About 40 people lined Beeline Highway by the Gila County complex Wednesday at a Tea Party to protest government spending amidst cold lashing winds and a cacophony of people honking their car horns in apparent support.
Protesters carried signs that read, “Don’t lie, cheat or steal. Congress hates competition,” and “Taxpayers are not your ATM.”
The total number of participants was difficult to estimate because numerous people rotated in and out all day.
Some who gathered spoke in anger-tinged voices while others calmly predicted the day heralded the start of a larger movement.
“It takes a while for the average American to get tea’d off,” said James Hinton. “I think it’s just the beginning. They’re not listening,” he said of elected representatives.
“I believe in the U.S. Constitution and this American flag that’s on my shoulder and not changing it for some socialism ideas,” said one gentleman who declined to give his name because he said Department of Homeland Security Secretary Janet Napolitano might put it on a list.
He was referring to a recent report exploring a potential rise in right-wing extremism due to the historic confluence of the nation’s first black president and a severe economic downturn. The report classifies movements that reject federal authority in favor of state authority as potentially right-wing extremist, among other social groups and ideas that conservatives typically identify with.
Napolitano has since released a statement defending the report as an important strategy in monitoring and defeating homegrown terrorism.
DHS, before Napolitano’s tenure, also examined possible left-wing extremism.
However, the controversial report’s release at the precise moment of sprouting Tea Parties, with some protesters calling for a revolution, has created fire.
Many at Payson’s event said they had never protested before.
Three hundred Tea Parties reportedly sprouted nationwide on Wednesday, according to Fox News, which offered continuous coverage of the grass roots movement. The event coincided with the deadline to file federal income taxes.
The Web site fivethirtyeight .com rifled through media reports to estimate over 260,000 attendees nationwide, which doesn’t include many small towns with non-daily newspapers like Payson.

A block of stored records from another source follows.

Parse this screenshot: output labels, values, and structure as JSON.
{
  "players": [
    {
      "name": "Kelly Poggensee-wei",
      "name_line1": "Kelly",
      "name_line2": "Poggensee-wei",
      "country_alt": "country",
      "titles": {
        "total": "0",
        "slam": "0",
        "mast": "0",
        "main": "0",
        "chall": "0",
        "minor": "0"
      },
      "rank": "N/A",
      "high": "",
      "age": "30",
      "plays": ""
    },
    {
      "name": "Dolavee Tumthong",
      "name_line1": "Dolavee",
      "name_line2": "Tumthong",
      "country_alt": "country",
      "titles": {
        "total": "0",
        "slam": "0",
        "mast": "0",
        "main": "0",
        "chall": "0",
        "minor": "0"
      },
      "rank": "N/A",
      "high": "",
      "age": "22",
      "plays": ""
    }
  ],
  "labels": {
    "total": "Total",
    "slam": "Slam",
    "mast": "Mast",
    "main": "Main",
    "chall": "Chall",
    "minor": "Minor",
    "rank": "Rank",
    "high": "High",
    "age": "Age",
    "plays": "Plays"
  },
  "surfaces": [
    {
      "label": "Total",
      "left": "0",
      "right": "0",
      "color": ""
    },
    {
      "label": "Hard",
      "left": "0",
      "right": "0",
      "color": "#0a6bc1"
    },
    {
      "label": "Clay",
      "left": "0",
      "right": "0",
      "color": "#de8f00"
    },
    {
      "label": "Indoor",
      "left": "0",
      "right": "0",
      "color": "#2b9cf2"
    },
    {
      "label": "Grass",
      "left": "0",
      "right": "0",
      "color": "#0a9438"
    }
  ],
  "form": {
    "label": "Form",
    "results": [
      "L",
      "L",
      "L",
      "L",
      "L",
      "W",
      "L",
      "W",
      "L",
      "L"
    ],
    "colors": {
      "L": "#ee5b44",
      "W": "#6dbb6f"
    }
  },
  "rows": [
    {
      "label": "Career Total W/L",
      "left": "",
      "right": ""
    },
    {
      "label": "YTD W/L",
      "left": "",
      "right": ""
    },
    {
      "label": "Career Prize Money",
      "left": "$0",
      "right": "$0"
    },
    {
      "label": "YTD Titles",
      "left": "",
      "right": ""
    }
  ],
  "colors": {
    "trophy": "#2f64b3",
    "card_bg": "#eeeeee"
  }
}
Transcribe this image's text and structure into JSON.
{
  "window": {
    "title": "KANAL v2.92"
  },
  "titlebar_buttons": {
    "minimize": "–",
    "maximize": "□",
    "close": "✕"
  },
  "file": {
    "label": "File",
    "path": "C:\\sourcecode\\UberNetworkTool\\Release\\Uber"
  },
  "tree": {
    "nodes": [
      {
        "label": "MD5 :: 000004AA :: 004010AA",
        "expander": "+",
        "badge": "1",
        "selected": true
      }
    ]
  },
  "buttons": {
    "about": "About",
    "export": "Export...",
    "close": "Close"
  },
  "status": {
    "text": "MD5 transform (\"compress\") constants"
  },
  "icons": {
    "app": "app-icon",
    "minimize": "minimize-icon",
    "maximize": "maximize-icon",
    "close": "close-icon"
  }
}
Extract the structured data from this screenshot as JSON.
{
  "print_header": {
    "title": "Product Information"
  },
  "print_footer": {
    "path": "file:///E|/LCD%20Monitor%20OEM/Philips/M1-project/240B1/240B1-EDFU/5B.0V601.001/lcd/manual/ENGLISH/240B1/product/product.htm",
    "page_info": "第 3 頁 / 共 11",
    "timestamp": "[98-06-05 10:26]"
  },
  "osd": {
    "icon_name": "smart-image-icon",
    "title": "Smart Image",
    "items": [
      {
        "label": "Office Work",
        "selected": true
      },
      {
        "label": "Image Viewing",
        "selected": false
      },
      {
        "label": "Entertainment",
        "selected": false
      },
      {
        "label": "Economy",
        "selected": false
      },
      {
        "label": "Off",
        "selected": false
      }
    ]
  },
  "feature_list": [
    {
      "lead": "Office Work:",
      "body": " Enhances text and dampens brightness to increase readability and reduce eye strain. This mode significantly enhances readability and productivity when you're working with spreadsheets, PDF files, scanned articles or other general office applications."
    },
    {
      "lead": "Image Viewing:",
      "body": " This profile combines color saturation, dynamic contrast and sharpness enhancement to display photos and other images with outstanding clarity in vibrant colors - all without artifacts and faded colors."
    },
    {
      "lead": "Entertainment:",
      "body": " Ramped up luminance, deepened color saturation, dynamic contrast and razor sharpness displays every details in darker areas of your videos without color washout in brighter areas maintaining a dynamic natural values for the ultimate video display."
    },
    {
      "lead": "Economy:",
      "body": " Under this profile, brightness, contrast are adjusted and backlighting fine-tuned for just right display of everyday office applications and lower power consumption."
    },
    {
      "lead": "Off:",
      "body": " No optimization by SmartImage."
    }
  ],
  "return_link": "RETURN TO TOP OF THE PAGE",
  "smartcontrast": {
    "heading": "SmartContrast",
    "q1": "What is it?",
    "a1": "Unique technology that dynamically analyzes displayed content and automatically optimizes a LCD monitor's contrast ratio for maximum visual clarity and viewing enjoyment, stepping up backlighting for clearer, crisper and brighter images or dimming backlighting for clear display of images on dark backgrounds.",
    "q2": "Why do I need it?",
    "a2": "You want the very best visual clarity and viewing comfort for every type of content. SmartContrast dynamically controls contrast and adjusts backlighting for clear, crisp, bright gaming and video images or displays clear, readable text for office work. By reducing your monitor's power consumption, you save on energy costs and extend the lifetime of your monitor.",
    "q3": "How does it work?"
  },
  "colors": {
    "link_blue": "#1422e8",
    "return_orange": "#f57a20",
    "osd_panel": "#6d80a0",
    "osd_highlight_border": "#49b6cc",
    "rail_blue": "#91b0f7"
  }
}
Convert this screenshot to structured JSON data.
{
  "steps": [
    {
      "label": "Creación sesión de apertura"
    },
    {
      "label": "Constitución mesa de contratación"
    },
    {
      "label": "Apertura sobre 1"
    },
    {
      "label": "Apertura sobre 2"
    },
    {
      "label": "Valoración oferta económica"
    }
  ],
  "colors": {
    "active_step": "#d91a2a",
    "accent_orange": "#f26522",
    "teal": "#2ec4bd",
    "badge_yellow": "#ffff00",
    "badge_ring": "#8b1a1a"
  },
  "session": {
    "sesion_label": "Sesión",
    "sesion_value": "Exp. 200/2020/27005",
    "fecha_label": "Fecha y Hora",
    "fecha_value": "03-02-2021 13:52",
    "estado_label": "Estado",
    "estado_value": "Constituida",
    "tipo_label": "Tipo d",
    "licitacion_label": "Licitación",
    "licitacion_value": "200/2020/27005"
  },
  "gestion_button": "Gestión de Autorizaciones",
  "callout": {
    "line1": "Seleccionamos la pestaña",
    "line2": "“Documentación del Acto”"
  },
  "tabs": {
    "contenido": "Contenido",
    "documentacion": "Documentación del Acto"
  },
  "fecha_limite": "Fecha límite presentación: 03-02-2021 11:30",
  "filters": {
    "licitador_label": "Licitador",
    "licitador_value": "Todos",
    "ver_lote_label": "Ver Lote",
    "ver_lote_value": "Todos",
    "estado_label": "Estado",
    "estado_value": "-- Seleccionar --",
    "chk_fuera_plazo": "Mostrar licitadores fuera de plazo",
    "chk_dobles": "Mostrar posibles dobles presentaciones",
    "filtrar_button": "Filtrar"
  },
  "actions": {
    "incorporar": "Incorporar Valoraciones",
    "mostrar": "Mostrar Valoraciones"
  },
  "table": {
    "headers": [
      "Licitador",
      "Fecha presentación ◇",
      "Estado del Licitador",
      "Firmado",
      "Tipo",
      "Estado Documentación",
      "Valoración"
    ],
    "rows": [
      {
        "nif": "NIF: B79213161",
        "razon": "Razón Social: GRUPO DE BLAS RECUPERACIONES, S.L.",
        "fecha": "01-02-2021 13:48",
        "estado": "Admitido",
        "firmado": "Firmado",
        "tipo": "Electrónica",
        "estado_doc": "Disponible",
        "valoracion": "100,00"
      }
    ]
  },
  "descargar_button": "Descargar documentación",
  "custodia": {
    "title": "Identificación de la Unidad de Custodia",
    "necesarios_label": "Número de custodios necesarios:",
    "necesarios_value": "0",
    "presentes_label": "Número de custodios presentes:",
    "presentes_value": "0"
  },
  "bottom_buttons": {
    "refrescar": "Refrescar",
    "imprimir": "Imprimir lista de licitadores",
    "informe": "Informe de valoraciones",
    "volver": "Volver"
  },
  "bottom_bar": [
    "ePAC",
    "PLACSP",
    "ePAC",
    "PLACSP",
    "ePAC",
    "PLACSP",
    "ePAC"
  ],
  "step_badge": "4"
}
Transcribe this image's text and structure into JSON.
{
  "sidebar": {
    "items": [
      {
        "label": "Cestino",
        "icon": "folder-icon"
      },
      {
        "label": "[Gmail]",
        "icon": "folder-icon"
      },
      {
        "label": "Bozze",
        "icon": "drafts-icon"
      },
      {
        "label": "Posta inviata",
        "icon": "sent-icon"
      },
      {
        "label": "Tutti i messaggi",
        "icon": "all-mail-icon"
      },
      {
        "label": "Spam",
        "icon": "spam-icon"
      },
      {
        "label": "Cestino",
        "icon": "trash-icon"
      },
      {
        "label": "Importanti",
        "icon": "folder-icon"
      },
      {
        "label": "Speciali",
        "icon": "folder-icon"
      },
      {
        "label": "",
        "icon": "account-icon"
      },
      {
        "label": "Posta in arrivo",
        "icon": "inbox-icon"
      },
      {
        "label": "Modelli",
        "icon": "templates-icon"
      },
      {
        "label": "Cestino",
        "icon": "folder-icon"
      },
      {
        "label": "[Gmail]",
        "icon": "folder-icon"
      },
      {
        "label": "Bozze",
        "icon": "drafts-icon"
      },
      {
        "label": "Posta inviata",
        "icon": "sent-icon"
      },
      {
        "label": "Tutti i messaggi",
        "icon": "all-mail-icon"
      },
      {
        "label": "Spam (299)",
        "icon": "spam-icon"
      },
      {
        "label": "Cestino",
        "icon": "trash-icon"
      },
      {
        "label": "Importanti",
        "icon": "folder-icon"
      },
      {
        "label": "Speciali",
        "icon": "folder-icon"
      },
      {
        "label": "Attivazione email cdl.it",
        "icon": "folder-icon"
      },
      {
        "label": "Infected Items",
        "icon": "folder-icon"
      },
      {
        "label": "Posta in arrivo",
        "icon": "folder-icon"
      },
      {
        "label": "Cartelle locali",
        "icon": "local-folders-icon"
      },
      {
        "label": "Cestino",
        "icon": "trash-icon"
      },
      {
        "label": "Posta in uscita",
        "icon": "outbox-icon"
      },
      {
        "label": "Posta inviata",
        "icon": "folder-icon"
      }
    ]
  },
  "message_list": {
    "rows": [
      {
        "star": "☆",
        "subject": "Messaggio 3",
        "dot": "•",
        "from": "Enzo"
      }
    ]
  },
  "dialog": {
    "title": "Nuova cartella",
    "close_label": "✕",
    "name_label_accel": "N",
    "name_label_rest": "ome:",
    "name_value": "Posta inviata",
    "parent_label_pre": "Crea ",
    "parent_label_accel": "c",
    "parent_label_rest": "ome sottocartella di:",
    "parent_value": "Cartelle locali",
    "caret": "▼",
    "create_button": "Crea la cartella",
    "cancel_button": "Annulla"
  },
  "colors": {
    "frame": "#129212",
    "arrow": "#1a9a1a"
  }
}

According to the site, 5,000 attended rallies in Phoenix, which would make it one of the largest showings in the country by the site’s count.
“I want to show my support for the millions (in the) silent majority that will not brave the wind and the cold for whatever reason,” said Shirley Dye. She decried the “humongous” amount of money that the government is spending to stimulate the economy and other money wasted in earmarks.
Dye acknowledged that some stimulus money is benefiting Rim Country, namely through $10.5 million to help build the Blue Ridge water pipeline and $8.6 million to widen a deadly stretch of Highway 87 between Payson and Pine.
However, Dye protested completing those projects at the expense of the nation.
Some protesters said they thought the Democrats were ruining the country, or denounced what they said was the country’s path to socialism.
Other protesters blamed both parties equally. The man who declined to give his name said both Obama and former President George Bush spent money like “drunken sailors.” He and his wife carried signs with encircled words like “bailout,” “big government” and “taxes,” with lines through them.
The official Tea Party movement calls itself non-partisan.
“A broad coalition of Americans representing every race and political party are now ready to organize and take peaceful political steps to form a peaceful revolution to address this national crisis,” read a What It Means statement distributed at Payson’s tea party.
The statement listed “high taxes, runaway spending and trillions in generational debt,” as well as gun rights and free speech, among other things, as its primary issues.
More events are planned, according to the Arizona Tea Party Web site.
On July 4, a Repeal the Pork, Learn the Constitution event will take place, as well as subsequent protests in September and November, although the themes for those events have not yet been announced.